S1: RM0.455, S2: RM0.415
R1: RM0.52, R2: RM0.58, R3: RM0.66
(F) Risk reward ratio
(i) Upside return of 50% - I think my calculation is quite prudent, just 14x, some will be valuing at 16-18x because of its strong growth.
(ii) Downside risk of 10% AT RM0.45 - USD weakens? Descarpack bankrupt?
R/R ratio: 4 times.
(G) Rerating factors/ Catalysts
(i) The commencement of Plant 2 for Caregroup Global, another 1 billion new capacity?
(ii) Ebola worsen
(iii) Potential takeover target, as the capacity will double from 1.8billion in 2 years time.

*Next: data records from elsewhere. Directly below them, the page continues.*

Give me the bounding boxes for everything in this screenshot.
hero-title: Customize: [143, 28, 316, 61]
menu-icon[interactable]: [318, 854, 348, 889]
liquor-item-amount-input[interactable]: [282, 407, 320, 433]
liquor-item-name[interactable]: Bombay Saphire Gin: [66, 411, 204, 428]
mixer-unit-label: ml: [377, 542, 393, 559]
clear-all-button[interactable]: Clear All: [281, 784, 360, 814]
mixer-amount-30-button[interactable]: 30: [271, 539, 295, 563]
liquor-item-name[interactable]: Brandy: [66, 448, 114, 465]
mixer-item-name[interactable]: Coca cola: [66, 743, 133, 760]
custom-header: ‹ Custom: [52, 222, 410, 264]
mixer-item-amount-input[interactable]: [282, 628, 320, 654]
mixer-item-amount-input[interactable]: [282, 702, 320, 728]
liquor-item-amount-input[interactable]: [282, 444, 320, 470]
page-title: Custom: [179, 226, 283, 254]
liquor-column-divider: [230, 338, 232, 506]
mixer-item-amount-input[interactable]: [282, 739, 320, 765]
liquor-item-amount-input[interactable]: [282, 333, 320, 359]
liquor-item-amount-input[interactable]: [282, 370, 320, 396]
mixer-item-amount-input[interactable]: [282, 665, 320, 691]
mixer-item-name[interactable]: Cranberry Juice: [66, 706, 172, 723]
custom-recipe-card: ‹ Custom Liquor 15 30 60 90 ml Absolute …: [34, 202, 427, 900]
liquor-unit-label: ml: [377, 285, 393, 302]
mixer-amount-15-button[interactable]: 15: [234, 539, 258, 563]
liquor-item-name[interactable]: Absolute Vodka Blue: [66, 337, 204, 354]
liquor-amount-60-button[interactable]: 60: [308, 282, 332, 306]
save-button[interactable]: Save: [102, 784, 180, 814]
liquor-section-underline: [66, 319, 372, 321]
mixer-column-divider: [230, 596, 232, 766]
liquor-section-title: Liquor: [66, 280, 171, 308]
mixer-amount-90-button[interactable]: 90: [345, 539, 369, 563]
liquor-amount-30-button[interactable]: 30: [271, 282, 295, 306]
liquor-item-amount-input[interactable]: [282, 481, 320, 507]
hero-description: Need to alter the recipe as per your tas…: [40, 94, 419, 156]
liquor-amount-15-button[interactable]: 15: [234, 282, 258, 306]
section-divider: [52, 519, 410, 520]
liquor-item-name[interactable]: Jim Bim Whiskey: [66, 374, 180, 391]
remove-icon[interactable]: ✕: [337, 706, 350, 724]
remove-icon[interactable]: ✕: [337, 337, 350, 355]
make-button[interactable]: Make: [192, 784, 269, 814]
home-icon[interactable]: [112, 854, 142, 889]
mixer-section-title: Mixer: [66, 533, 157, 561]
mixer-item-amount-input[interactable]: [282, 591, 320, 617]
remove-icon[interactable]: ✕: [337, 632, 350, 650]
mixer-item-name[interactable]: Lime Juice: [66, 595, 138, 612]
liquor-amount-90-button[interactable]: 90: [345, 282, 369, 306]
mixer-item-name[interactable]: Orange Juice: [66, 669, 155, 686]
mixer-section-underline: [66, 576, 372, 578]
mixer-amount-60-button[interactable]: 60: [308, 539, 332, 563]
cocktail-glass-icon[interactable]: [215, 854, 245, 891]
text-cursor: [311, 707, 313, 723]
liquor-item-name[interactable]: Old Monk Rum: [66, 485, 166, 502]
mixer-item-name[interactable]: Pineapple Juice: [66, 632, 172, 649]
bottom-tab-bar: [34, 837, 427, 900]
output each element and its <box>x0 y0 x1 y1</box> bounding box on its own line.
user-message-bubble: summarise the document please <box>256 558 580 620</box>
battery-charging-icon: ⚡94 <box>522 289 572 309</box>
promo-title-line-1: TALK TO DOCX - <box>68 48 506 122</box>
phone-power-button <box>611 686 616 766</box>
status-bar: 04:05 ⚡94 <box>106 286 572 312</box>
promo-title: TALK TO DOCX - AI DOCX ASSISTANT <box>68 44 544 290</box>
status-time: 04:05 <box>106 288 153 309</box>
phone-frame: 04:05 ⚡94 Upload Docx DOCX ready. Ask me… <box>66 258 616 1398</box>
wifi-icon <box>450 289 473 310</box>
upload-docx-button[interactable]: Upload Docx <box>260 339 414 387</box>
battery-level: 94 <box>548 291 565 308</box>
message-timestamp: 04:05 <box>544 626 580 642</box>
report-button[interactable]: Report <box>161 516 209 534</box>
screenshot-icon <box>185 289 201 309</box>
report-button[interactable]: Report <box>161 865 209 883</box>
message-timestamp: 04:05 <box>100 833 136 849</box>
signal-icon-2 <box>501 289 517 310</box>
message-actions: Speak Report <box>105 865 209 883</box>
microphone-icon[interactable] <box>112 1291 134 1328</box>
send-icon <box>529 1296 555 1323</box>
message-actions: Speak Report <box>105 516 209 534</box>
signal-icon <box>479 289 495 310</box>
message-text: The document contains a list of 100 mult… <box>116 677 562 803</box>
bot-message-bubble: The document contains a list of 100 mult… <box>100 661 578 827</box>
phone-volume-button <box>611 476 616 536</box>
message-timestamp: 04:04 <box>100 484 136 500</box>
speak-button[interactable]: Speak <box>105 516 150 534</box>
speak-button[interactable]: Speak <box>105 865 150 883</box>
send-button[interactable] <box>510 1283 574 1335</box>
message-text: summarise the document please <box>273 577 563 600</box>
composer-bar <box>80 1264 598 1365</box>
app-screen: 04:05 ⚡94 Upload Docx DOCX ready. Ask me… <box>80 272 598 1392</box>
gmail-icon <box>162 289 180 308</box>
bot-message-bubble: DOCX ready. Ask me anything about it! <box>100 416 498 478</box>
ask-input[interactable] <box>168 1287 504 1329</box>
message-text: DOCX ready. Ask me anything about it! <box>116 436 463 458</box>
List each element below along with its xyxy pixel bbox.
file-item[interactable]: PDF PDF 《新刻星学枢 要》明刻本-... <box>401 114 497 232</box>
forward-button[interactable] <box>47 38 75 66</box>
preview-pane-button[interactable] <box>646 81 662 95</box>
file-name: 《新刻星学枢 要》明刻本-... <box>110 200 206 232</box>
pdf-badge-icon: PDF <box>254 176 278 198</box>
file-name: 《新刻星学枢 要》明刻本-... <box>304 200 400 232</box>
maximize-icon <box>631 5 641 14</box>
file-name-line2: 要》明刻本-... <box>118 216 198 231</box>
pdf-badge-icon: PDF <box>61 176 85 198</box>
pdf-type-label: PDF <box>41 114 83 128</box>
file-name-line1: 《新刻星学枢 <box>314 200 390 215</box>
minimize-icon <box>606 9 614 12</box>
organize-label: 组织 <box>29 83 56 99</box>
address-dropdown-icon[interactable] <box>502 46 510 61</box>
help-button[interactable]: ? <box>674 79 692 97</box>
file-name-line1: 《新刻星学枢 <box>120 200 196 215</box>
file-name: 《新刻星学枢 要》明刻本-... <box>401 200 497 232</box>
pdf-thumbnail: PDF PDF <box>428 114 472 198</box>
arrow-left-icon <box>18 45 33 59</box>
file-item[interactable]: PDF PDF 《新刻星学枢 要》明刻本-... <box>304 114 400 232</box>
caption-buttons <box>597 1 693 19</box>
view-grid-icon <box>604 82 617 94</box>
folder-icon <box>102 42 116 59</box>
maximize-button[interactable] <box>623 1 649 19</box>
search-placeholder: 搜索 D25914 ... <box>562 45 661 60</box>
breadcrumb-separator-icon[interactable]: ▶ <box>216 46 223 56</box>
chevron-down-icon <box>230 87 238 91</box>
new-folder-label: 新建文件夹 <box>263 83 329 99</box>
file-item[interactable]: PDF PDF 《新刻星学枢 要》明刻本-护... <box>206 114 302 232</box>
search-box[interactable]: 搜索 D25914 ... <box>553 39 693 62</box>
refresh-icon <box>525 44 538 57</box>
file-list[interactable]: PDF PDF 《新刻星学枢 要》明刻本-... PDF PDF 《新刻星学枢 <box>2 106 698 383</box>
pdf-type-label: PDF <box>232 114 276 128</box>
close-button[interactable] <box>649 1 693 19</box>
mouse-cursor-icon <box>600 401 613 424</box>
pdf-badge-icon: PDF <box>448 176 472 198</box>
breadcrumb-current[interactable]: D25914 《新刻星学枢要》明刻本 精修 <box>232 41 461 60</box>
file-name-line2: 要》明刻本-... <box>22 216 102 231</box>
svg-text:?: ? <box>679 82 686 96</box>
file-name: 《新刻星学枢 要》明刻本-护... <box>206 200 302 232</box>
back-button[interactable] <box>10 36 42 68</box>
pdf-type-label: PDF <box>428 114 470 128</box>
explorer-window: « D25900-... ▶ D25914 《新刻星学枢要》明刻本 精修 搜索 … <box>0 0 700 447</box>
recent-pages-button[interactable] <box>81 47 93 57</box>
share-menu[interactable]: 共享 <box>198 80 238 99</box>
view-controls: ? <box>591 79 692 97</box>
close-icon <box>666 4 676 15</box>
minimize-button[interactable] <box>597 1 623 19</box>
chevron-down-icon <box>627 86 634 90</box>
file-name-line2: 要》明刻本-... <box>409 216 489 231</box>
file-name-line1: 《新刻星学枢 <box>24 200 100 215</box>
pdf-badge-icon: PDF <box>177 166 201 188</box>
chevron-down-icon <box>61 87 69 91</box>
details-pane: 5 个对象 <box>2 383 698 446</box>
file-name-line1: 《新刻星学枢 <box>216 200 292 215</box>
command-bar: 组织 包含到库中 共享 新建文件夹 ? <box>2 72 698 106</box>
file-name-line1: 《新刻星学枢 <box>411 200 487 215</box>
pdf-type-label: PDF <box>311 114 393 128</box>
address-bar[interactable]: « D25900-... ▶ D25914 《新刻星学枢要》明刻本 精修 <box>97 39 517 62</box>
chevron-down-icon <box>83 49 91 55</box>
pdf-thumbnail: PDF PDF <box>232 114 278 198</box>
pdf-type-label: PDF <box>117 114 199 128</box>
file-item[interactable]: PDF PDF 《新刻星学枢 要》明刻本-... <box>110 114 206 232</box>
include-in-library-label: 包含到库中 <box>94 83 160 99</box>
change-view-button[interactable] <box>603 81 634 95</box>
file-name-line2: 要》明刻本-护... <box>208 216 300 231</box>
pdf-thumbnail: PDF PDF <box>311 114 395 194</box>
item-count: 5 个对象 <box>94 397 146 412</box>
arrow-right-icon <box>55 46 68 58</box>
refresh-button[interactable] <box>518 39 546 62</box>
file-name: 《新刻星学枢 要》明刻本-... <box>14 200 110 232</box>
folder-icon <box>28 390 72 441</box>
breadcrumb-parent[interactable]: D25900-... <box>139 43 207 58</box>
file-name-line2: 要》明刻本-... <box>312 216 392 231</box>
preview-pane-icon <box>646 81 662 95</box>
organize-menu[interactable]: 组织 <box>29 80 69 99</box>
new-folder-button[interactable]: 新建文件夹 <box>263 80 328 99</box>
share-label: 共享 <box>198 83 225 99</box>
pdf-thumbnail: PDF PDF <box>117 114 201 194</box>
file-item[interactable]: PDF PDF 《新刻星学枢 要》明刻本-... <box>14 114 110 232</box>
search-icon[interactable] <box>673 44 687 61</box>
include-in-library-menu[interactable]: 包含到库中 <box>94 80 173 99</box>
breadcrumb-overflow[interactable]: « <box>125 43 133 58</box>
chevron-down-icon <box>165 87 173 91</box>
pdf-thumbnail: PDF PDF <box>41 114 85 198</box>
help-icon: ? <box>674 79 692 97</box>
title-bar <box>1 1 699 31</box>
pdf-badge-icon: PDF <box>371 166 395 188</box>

(iv) No research house covers this stock yet at the moment if I am not mistaken.
(v) By next 2 years, Careplus could potentially move to Main market if it exceeds RM20m of PAT within 3 years.
(vi) 8 more upcoming new lines on Factory 4 would increase 40% of Careplus’ capacity
Cheers. I think RM0.70 is very much achievable if USD remains strong next year and there are no major hiccups on Careplus’ expansion plan. Appreciate your feedback on my analysis.